MAKASSAR, BERITA-SULSEL.COM – Perekonomian Sulawesi Selatan (Sulsel) menunjukkan taji pada awal tahun 2026. Berdasarkan laporan terbaru Badan Pusat Statistik (BPS), ekonomi Sulsel tumbuh impresif sebesar 6,88 persen secara year-on-year (y-on-y) pada triwulan I tahun 2026. Capaian ini membawa angin segar di tengah tantangan ekonomi global yang masih dinamis.
Pertumbuhan yang kuat ini beriringan dengan meningkatnya penyerapan tenaga kerja. Selain itu, kualitas pekerjaan masyarakat di berbagai sektor juga terus membaik. Secara administratif, nilai Produk Domestik Regional Bruto (PDRB) Sulsel pada periode ini menembus angka Rp191,28 triliun.
Sektor Strategis Jadi Penopang Utama
Sejumlah sektor strategis menjadi motor penggerak utama tren positif ini. Sektor administrasi pemerintahan, misalnya, mencatat pertumbuhan signifikan hingga 20,56 persen. Sementara itu, konsumsi pemerintah mengalami lonjakan drastis sebesar 35,14 persen.
Meskipun sektor pemerintahan tumbuh pesat, sektor pertanian dan perdagangan tetap menjadi tulang punggung ekonomi daerah. Kedua sektor ini secara konsisten menopang aktivitas ekonomi riil masyarakat di seluruh wilayah Sulawesi Selatan.
Sinergi dan Keberhasilan Menekan Inflasi
Gubernur Sulawesi Selatan, Andi Sudirman Sulaiman, menegaskan bahwa angka 6,88 persen tersebut bukan kerja satu pihak saja. Menurutnya, hasil ini merupakan buah sinergi antara pemerintah pusat, provinsi, kabupaten/kota, hingga partisipasi aktif masyarakat.
“Alhamdulillah, pertumbuhan ekonomi Sulsel pada Q1 2026 mencapai 6,88 persen. Capaian ini adalah hasil kolektif, mulai dari program nasional hingga proyek infrastruktur mandiri di daerah,” ungkap Andi Sudirman di Makassar, Senin (11/5/2026).

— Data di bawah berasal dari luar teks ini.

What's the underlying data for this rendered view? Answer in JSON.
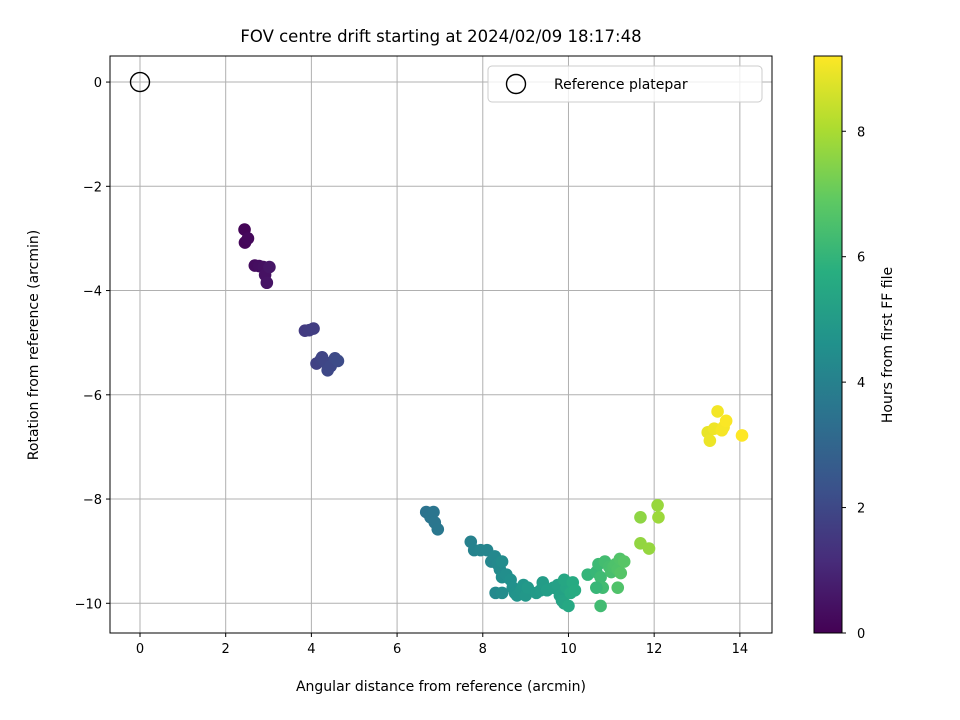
{
  "chart_data": {
    "type": "scatter",
    "title": "FOV centre drift starting at 2024/02/09 18:17:48",
    "xlabel": "Angular distance from reference (arcmin)",
    "ylabel": "Rotation from reference (arcmin)",
    "xlim": [
      -0.7,
      14.75
    ],
    "ylim": [
      -10.57,
      0.5
    ],
    "xticks": [
      0,
      2,
      4,
      6,
      8,
      10,
      12,
      14
    ],
    "yticks": [
      0,
      -2,
      -4,
      -6,
      -8,
      -10
    ],
    "xtick_labels": [
      "0",
      "2",
      "4",
      "6",
      "8",
      "10",
      "12",
      "14"
    ],
    "ytick_labels": [
      "0",
      "−2",
      "−4",
      "−6",
      "−8",
      "−10"
    ],
    "grid": true,
    "colormap": "viridis",
    "colorbar": {
      "label": "Hours from first FF file",
      "range": [
        0,
        9.2
      ],
      "ticks": [
        0,
        2,
        4,
        6,
        8
      ],
      "tick_labels": [
        "0",
        "2",
        "4",
        "6",
        "8"
      ]
    },
    "legend": {
      "position": "top-right",
      "entries": [
        "Reference platepar"
      ]
    },
    "reference_point": {
      "x": 0,
      "y": 0
    },
    "points": [
      {
        "x": 2.44,
        "y": -2.83,
        "h": 0.1
      },
      {
        "x": 2.45,
        "y": -3.08,
        "h": 0.15
      },
      {
        "x": 2.52,
        "y": -3.0,
        "h": 0.2
      },
      {
        "x": 2.68,
        "y": -3.52,
        "h": 0.3
      },
      {
        "x": 2.78,
        "y": -3.53,
        "h": 0.35
      },
      {
        "x": 2.88,
        "y": -3.55,
        "h": 0.4
      },
      {
        "x": 2.92,
        "y": -3.7,
        "h": 0.45
      },
      {
        "x": 2.96,
        "y": -3.85,
        "h": 0.5
      },
      {
        "x": 3.02,
        "y": -3.55,
        "h": 0.55
      },
      {
        "x": 3.85,
        "y": -4.77,
        "h": 1.6
      },
      {
        "x": 3.95,
        "y": -4.76,
        "h": 1.65
      },
      {
        "x": 4.05,
        "y": -4.73,
        "h": 1.7
      },
      {
        "x": 4.12,
        "y": -5.4,
        "h": 1.8
      },
      {
        "x": 4.22,
        "y": -5.33,
        "h": 1.85
      },
      {
        "x": 4.25,
        "y": -5.28,
        "h": 1.9
      },
      {
        "x": 4.33,
        "y": -5.38,
        "h": 1.95
      },
      {
        "x": 4.38,
        "y": -5.53,
        "h": 2.0
      },
      {
        "x": 4.45,
        "y": -5.45,
        "h": 2.0
      },
      {
        "x": 4.55,
        "y": -5.3,
        "h": 2.05
      },
      {
        "x": 4.62,
        "y": -5.35,
        "h": 2.1
      },
      {
        "x": 6.68,
        "y": -8.25,
        "h": 3.5
      },
      {
        "x": 6.78,
        "y": -8.35,
        "h": 3.55
      },
      {
        "x": 6.85,
        "y": -8.25,
        "h": 3.55
      },
      {
        "x": 6.88,
        "y": -8.45,
        "h": 3.6
      },
      {
        "x": 6.95,
        "y": -8.58,
        "h": 3.65
      },
      {
        "x": 7.72,
        "y": -8.82,
        "h": 4.0
      },
      {
        "x": 7.8,
        "y": -8.98,
        "h": 4.05
      },
      {
        "x": 7.95,
        "y": -8.98,
        "h": 4.1
      },
      {
        "x": 8.1,
        "y": -8.98,
        "h": 4.15
      },
      {
        "x": 8.2,
        "y": -9.2,
        "h": 4.2
      },
      {
        "x": 8.28,
        "y": -9.1,
        "h": 4.25
      },
      {
        "x": 8.35,
        "y": -9.25,
        "h": 4.3
      },
      {
        "x": 8.4,
        "y": -9.35,
        "h": 4.35
      },
      {
        "x": 8.45,
        "y": -9.2,
        "h": 4.4
      },
      {
        "x": 8.45,
        "y": -9.5,
        "h": 4.45
      },
      {
        "x": 8.55,
        "y": -9.45,
        "h": 4.5
      },
      {
        "x": 8.65,
        "y": -9.55,
        "h": 4.55
      },
      {
        "x": 8.7,
        "y": -9.7,
        "h": 4.6
      },
      {
        "x": 8.75,
        "y": -9.8,
        "h": 4.65
      },
      {
        "x": 8.8,
        "y": -9.85,
        "h": 4.7
      },
      {
        "x": 8.9,
        "y": -9.75,
        "h": 4.75
      },
      {
        "x": 8.95,
        "y": -9.65,
        "h": 4.8
      },
      {
        "x": 9.0,
        "y": -9.85,
        "h": 4.85
      },
      {
        "x": 9.05,
        "y": -9.7,
        "h": 4.9
      },
      {
        "x": 8.3,
        "y": -9.8,
        "h": 4.3
      },
      {
        "x": 8.45,
        "y": -9.8,
        "h": 4.4
      },
      {
        "x": 9.25,
        "y": -9.8,
        "h": 4.95
      },
      {
        "x": 9.35,
        "y": -9.75,
        "h": 5.0
      },
      {
        "x": 9.4,
        "y": -9.6,
        "h": 5.05
      },
      {
        "x": 9.5,
        "y": -9.75,
        "h": 5.1
      },
      {
        "x": 9.65,
        "y": -9.7,
        "h": 5.15
      },
      {
        "x": 9.75,
        "y": -9.65,
        "h": 5.2
      },
      {
        "x": 9.8,
        "y": -9.85,
        "h": 5.25
      },
      {
        "x": 9.85,
        "y": -9.95,
        "h": 5.3
      },
      {
        "x": 9.9,
        "y": -10.0,
        "h": 5.35
      },
      {
        "x": 9.95,
        "y": -9.7,
        "h": 5.4
      },
      {
        "x": 9.9,
        "y": -9.55,
        "h": 5.45
      },
      {
        "x": 10.0,
        "y": -10.05,
        "h": 5.5
      },
      {
        "x": 10.05,
        "y": -9.8,
        "h": 5.55
      },
      {
        "x": 10.1,
        "y": -9.6,
        "h": 5.6
      },
      {
        "x": 10.15,
        "y": -9.75,
        "h": 5.65
      },
      {
        "x": 10.45,
        "y": -9.45,
        "h": 6.0
      },
      {
        "x": 10.65,
        "y": -9.4,
        "h": 6.1
      },
      {
        "x": 10.7,
        "y": -9.25,
        "h": 6.2
      },
      {
        "x": 10.75,
        "y": -9.5,
        "h": 6.25
      },
      {
        "x": 10.8,
        "y": -9.7,
        "h": 6.3
      },
      {
        "x": 10.85,
        "y": -9.2,
        "h": 6.35
      },
      {
        "x": 10.95,
        "y": -9.3,
        "h": 6.4
      },
      {
        "x": 11.0,
        "y": -9.4,
        "h": 6.45
      },
      {
        "x": 11.05,
        "y": -9.3,
        "h": 6.5
      },
      {
        "x": 11.1,
        "y": -9.25,
        "h": 6.55
      },
      {
        "x": 11.15,
        "y": -9.35,
        "h": 6.6
      },
      {
        "x": 11.2,
        "y": -9.15,
        "h": 6.65
      },
      {
        "x": 11.22,
        "y": -9.42,
        "h": 6.7
      },
      {
        "x": 11.3,
        "y": -9.2,
        "h": 6.75
      },
      {
        "x": 10.75,
        "y": -10.05,
        "h": 6.3
      },
      {
        "x": 11.15,
        "y": -9.7,
        "h": 6.6
      },
      {
        "x": 10.65,
        "y": -9.7,
        "h": 6.1
      },
      {
        "x": 11.68,
        "y": -8.35,
        "h": 7.6
      },
      {
        "x": 11.68,
        "y": -8.85,
        "h": 7.65
      },
      {
        "x": 11.88,
        "y": -8.95,
        "h": 7.7
      },
      {
        "x": 12.08,
        "y": -8.12,
        "h": 7.75
      },
      {
        "x": 12.1,
        "y": -8.35,
        "h": 7.8
      },
      {
        "x": 13.25,
        "y": -6.72,
        "h": 8.9
      },
      {
        "x": 13.3,
        "y": -6.88,
        "h": 8.95
      },
      {
        "x": 13.4,
        "y": -6.65,
        "h": 9.0
      },
      {
        "x": 13.48,
        "y": -6.32,
        "h": 9.05
      },
      {
        "x": 13.58,
        "y": -6.68,
        "h": 9.1
      },
      {
        "x": 13.62,
        "y": -6.62,
        "h": 9.1
      },
      {
        "x": 13.68,
        "y": -6.5,
        "h": 9.15
      },
      {
        "x": 14.05,
        "y": -6.78,
        "h": 9.2
      }
    ]
  }
}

Kabar baik lainnya muncul dari sektor stabilitas harga. Pemerintah berhasil menjaga inflasi pada angka 2,86 persen. Angka ini turun drastis jika kita bandingkan dengan bulan sebelumnya yang sempat menyentuh 4,5 persen. Penurunan ini sekaligus mengeluarkan Sulsel dari daftar tiga besar daerah dengan inflasi tertinggi nasional.
Fokus pada Pembangunan Inklusif
Selanjutnya, Andi Sudirman menjelaskan bahwa keberhasilan ini sangat berkaitan dengan keberlanjutan program strategis. Salah satunya adalah Multiyears Project (MYP) Infrastruktur yang saat ini sedang berlangsung di berbagai kabupaten.
Melalui momentum positif ini, Gubernur berharap pertumbuhan ekonomi ke depan semakin inklusif dan berkelanjutan. Beliau mengajak seluruh elemen masyarakat untuk terus menjaga ritme pembangunan agar indikator utama kesejahteraan Sulsel semakin membaik.
“Mari kita jaga bersama ritme ini demi pembangunan Sulsel yang lebih baik dan merata bagi semua,” tutupnya.